# Question on landing bored / bob traps



## Dimitry (May 9, 2009)

Is it needed to have a bob trap / landing bored or can you just let the birds out the door? excuse my ignorance im new any comments are appreciated


----------



## learning (May 19, 2006)

The Europeans flew and currently fly out of open windows or doors in many cases. If you are racing and using an electronic clock, you need to have some way of making them slow down and walk over the antenae. A trap system is not necessarily needed in every case.

Dan


----------



## della (Jan 29, 2009)

I started flying my pigeons by just opening the door, and that worked fine for about 4 months. Then my alpha male decided that he would be tricky: just as all the pigeons had taken their turn at walking back in the door, he would pop out again before I had a chance to close the door...then others would follow him, and suddenly getting them _all_ in the loft at the one time became a game that I tired of very quickly. Putting feed out exacerbated the problem, because by the time all the pigeons waited for the ritual pecking order to file through the door, the first ones in (yes, the alpha male in particular) had got a crop-full of seed and were ready to come back out. Then they thought that they might spend the night on the loft roof since they weren't hungry anymore! I put in a drop trap and that ended the problem - some still pretend that they can't remember how to get in and wait for the door to be opened, but if I ignore them, hunger gets the upper hand and their memory circuits click in. So, see how you go, and if your pigeons start to get smart, be prepared to install a simple drop trap or whatever takes your fancy!


----------



## RodSD (Oct 24, 2008)

I had the same experience as della. I initially started with open door. The problem is with unruly bird that teaches the rest to do stupid things. You lose control. Traps helps a lot with your sanity. You don't need to have a bob trap. There are other traps such as Belgian drop trap, sputniks trap and "flap" trap. I started with bob trap, then change to drop trap and now sputniks trap.


----------



## ezemaxima (Jan 12, 2008)

You should see my YB's this year. They just love to sit on the loft roof after letting them out to loft fly. I know they're hungry but not hungry enough for the food call to work.
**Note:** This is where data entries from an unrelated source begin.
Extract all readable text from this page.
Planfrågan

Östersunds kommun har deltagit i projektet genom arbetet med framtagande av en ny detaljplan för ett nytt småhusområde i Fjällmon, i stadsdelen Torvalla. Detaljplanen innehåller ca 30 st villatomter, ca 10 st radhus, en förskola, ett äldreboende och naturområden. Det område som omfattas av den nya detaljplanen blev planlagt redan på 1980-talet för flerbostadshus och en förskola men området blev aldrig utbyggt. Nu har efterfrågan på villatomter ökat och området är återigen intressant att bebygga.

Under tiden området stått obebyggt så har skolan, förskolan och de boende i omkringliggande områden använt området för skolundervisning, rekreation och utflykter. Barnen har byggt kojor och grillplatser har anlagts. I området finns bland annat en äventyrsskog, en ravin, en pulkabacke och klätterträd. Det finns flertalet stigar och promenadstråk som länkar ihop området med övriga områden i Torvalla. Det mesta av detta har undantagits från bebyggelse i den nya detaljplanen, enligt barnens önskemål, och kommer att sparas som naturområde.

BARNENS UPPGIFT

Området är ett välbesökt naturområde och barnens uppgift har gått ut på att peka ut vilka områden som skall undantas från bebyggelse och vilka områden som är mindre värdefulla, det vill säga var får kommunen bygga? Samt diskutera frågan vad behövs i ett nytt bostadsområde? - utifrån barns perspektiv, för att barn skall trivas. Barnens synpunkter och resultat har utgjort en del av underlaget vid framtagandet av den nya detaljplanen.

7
Later when I slowly decrease the food available for them throughout the day then hopefully they start trapping right away.


----------



## kingsley hannah (Jan 9, 2008)

one problem you may encounter if you just open the door! if its the door you enter in the one day u will have birds you dont want to let out and you want to get into the loft, you open the door and out they go!
i was always told the birds shoulndt come and go out the same door as you


----------